Here, counsel for the appellee argues that the Court of Military Review found, as a fact that Gwaltney’s resignation resulted from the pending charge and that an agreement existed between the appellee and the Secretary of the Army that acceptance by the latter of the resignation would “constitute an action in lieu of trial.” We are convinced that this argument is sound.
The principal opinion of the Court of Military Review explains that court’s decision in these words:
“. . . Here, the appellant’s resignation stemmed from the existence of the charges. The two actions, therefore, had a common source, and they were subject to mutual relationships. For example, the Army regulations quoted above authorized the withdrawal of the resignation if the trial resulted in *491an acquittal or sentence involving less than a punitive separation. The regulations also discussed the commander’s prerogatives to proceed with the trial or to suspend the proceedings because of the resignation. See United States v Rogan, 8 USCMA 739, 25 CMR 243 (1958). However, it is clear from the form of the resignation and the phrasing of the related regulations that the Secretary of the Army and the resignor contemplated that the acceptance of the resignation and resultant separation would be in lieu of conviction and sentence by a court-martial.”
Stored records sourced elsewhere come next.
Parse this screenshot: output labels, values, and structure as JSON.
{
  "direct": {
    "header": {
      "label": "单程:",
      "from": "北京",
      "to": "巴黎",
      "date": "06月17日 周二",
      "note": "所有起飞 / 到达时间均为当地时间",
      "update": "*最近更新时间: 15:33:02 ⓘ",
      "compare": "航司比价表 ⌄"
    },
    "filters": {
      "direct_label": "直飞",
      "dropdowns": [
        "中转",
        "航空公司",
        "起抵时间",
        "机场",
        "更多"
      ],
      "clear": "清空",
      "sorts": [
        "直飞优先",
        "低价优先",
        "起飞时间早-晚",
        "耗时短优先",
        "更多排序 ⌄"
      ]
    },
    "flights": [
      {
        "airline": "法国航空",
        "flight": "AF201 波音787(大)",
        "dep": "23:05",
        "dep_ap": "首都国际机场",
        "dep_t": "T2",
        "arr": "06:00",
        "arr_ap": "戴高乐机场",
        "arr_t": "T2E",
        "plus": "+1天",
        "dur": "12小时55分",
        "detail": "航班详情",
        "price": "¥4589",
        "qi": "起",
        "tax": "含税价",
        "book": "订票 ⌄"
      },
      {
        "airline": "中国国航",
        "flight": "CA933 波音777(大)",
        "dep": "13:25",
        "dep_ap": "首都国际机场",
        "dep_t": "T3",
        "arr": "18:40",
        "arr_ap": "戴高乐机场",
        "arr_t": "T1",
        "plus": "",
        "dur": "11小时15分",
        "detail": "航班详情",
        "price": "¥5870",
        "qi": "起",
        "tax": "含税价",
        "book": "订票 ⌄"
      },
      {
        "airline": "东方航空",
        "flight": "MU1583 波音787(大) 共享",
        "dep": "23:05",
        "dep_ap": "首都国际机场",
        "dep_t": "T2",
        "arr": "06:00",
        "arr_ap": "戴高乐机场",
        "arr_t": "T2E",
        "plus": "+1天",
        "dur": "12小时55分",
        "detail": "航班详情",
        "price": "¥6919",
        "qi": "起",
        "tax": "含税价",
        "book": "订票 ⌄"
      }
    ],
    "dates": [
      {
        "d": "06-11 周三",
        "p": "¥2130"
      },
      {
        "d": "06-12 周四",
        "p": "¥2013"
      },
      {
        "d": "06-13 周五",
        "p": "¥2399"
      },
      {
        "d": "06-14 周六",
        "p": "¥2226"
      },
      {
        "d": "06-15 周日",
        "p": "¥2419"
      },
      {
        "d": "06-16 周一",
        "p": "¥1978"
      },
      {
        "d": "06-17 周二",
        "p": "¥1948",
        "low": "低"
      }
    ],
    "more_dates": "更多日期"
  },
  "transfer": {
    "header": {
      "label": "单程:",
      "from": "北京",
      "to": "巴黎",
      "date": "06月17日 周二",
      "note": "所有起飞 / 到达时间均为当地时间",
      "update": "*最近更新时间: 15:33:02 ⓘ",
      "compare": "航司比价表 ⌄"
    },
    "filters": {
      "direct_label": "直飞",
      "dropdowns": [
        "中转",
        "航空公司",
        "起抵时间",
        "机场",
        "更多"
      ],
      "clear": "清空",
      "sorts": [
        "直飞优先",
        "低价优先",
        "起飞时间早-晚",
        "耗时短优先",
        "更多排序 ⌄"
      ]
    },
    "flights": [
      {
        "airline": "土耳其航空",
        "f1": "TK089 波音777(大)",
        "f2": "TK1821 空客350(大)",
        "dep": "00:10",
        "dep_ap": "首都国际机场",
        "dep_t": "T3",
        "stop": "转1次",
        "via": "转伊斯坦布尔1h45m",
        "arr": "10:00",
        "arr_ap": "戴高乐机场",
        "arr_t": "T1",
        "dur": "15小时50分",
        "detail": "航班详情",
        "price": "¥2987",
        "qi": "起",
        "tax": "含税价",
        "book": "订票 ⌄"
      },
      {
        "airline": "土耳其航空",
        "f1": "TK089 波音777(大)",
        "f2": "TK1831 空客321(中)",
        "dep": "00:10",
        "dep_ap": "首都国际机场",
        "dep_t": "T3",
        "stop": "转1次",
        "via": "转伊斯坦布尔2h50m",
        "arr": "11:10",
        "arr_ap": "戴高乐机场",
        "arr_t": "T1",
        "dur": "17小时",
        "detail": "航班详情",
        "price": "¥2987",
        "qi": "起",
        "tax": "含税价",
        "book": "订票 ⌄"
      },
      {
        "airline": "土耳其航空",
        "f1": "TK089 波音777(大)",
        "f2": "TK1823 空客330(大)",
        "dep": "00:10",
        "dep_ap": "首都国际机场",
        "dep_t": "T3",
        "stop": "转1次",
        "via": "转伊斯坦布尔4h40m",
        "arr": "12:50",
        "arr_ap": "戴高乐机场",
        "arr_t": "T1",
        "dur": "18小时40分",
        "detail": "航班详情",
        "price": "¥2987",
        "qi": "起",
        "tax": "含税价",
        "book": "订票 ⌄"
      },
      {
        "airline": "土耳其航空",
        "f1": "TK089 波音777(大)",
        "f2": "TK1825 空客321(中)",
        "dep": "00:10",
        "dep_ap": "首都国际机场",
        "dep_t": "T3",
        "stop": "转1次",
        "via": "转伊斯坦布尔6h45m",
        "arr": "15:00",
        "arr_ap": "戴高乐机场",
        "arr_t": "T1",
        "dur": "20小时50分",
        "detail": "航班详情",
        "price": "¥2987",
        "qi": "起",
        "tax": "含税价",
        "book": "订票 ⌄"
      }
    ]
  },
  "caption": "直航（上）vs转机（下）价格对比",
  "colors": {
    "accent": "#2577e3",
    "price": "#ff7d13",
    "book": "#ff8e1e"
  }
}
Since the decision by the Court of Military Review was one within its fact-finding power, we cannot say that its decision was incorrect. Consequently the certified question is answered in the affirmative.
Chief Judge QUINN concurs.“5-1. . . .
“b. The tender of resignation for the good of the service does not preclude or suspend disciplinary proceedings in a case. Whether such proceedings will be held in abeyance pending final action on a resignation tendered under the provisions of this paragraph is a matter to be determined by the commander exercising general court-martial jurisdiction over the officer concerned.
“5-2. Resignation in lieu of trial. a. A resignation for the good of the service submitted by an officer when court-martial charges are preferred against him will be forwarded by the commander exercising general court-martial jurisdiction, direct to The Adjutant General as outlined in paragraph 2-3.”
*490Subparagraph 2-46(2), Army Regulation 635-120, also provides pertinently :
“(2) A resignation for the good of the service (chap 5) may be withdrawn if the officer’s trial results in an acquittal or a sentence less than dismissal.”